Immediata è stata la reazione di Human Rights Watch Francia: “Firmando un mega-contratto con il governo di al-Sisi – ha detto il direttore della ‘filiale’ francese di Hrw, Benedicte Jeannerod – mentre quest’ultimo presiede la peggiore repressione degli ultimi decenni in Egitto, lo sradicamento della comunità dei diritti umani nel paese e gravissime violazioni dietro il pretesto di combattere il terrorismo, la Francia sta solo incoraggiando questa brutale repressione”.

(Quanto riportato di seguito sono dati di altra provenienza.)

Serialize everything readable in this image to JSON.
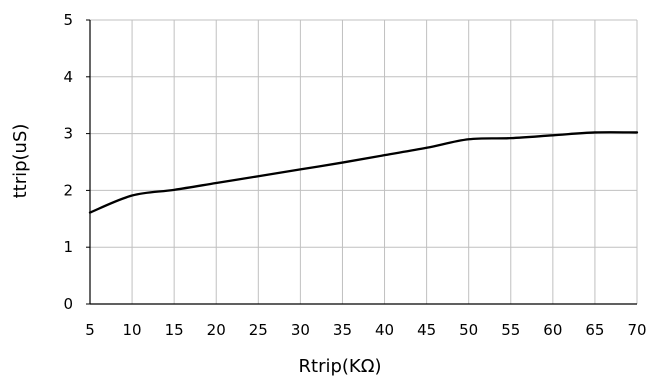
{
  "chart_data": {
    "type": "line",
    "title": "",
    "xlabel": "Rtrip(KΩ)",
    "ylabel": "ttrip(uS)",
    "xlim": [
      5,
      70
    ],
    "ylim": [
      0,
      5
    ],
    "x_ticks": [
      5,
      10,
      15,
      20,
      25,
      30,
      35,
      40,
      45,
      50,
      55,
      60,
      65,
      70
    ],
    "y_ticks": [
      0,
      1,
      2,
      3,
      4,
      5
    ],
    "grid": true,
    "legend": "none",
    "colors": {
      "line": "#000000",
      "grid": "#c0c0c0",
      "axis": "#000000"
    },
    "series": [
      {
        "x": [
          5,
          10,
          15,
          20,
          25,
          30,
          35,
          40,
          45,
          50,
          55,
          60,
          65,
          70
        ],
        "y": [
          1.61,
          1.91,
          2.01,
          2.13,
          2.25,
          2.37,
          2.49,
          2.62,
          2.75,
          2.9,
          2.92,
          2.97,
          3.02,
          3.02
        ]
      }
    ]
  }
}
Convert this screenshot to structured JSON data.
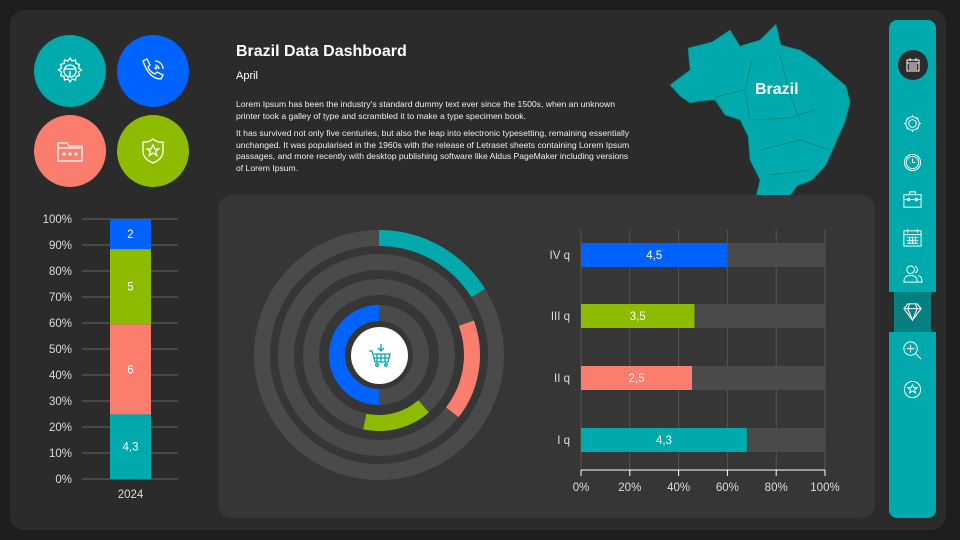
{
  "header": {
    "title": "Brazil Data Dashboard",
    "subtitle": "April",
    "paragraph1": "Lorem Ipsum has been the industry's standard dummy text ever since the 1500s, when an unknown printer took a galley of type and scrambled it to make a type specimen book.",
    "paragraph2": "It has survived not only five centuries, but also the leap into electronic typesetting, remaining essentially unchanged. It was popularised in the 1960s with the release of Letraset sheets containing Lorem Ipsum passages, and more recently with desktop publishing software like Aldus PageMaker including versions of Lorem Ipsum."
  },
  "map": {
    "label": "Brazil",
    "color": "#00a9ab"
  },
  "colors": {
    "teal": "#00a9ab",
    "blue": "#0062ff",
    "salmon": "#fa7d6e",
    "green": "#8cbb00",
    "track": "#4a4a4a"
  },
  "tiles": [
    {
      "icon": "steering-gear-icon",
      "color": "#00a9ab"
    },
    {
      "icon": "phone-call-icon",
      "color": "#0062ff"
    },
    {
      "icon": "folder-icon",
      "color": "#fa7d6e"
    },
    {
      "icon": "shield-star-icon",
      "color": "#8cbb00"
    }
  ],
  "sidebar": {
    "items": [
      "calendar-icon",
      "gear-icon",
      "clock-icon",
      "toolbox-icon",
      "calendar-grid-icon",
      "users-icon",
      "diamond-icon",
      "zoom-in-icon",
      "star-badge-icon"
    ],
    "active": "diamond-icon"
  },
  "center_icon": "shopping-cart-download-icon",
  "chart_data": [
    {
      "type": "bar",
      "stacked": "percent",
      "categories": [
        "2024"
      ],
      "series": [
        {
          "values": [
            4.3
          ],
          "label": "4,3",
          "color": "#00a9ab"
        },
        {
          "values": [
            6
          ],
          "label": "6",
          "color": "#fa7d6e"
        },
        {
          "values": [
            5
          ],
          "label": "5",
          "color": "#8cbb00"
        },
        {
          "values": [
            2
          ],
          "label": "2",
          "color": "#0062ff"
        }
      ],
      "ylim": [
        0,
        100
      ],
      "yticks": [
        "0%",
        "10%",
        "20%",
        "30%",
        "40%",
        "50%",
        "60%",
        "70%",
        "80%",
        "90%",
        "100%"
      ],
      "grid": true
    },
    {
      "type": "radial-bar",
      "rings": [
        {
          "start_deg": 0,
          "end_deg": 58,
          "color": "#00a9ab"
        },
        {
          "start_deg": 70,
          "end_deg": 128,
          "color": "#fa7d6e"
        },
        {
          "start_deg": 139,
          "end_deg": 192,
          "color": "#8cbb00"
        },
        {
          "start_deg": 180,
          "end_deg": 360,
          "color": "#0062ff"
        }
      ]
    },
    {
      "type": "bar",
      "orientation": "horizontal",
      "categories": [
        "IV q",
        "III q",
        "II q",
        "I q"
      ],
      "values_pct": [
        60,
        46.5,
        45.5,
        68
      ],
      "labels": [
        "4,5",
        "3,5",
        "2,5",
        "4,3"
      ],
      "colors": [
        "#0062ff",
        "#8cbb00",
        "#fa7d6e",
        "#00a9ab"
      ],
      "xlim": [
        0,
        100
      ],
      "xticks": [
        "0%",
        "20%",
        "40%",
        "60%",
        "80%",
        "100%"
      ],
      "grid": true
    }
  ]
}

La risposta l’aveva data lo stesso presidente Macron a inizio dicembre quando, insieme ad altri funzionari governativi, ripeteva che per essere efficaci nel migliorare la situazione egiziana è molto meglio criticare dietro le quinte, caso per caso, piuttosto che esporre l’Egitto alla gogna internazionale e punirlo per le sue azioni. Una politica molto simile a quella italiana: davanti alla Commissione parlamentare d’inchiesta sulla morte di Giulio Regeni, l’allora presidente del Consiglio Giuseppe Conte parlò, nel giugno 2020, di business per la verità. Ovvero restare amici del Cairo tramite affari succulenti sperando così di poter fare pressione sul fronte dei diritti umani.
Una strategia bislacca che nella storia non ha mai funzionato. Lo dimostrano, a distanza di anni, i 60mila prigionieri politici che restano dietro le sbarre, l’agonia di Patrick Zaki e la mancata verità per Giulio Regeni.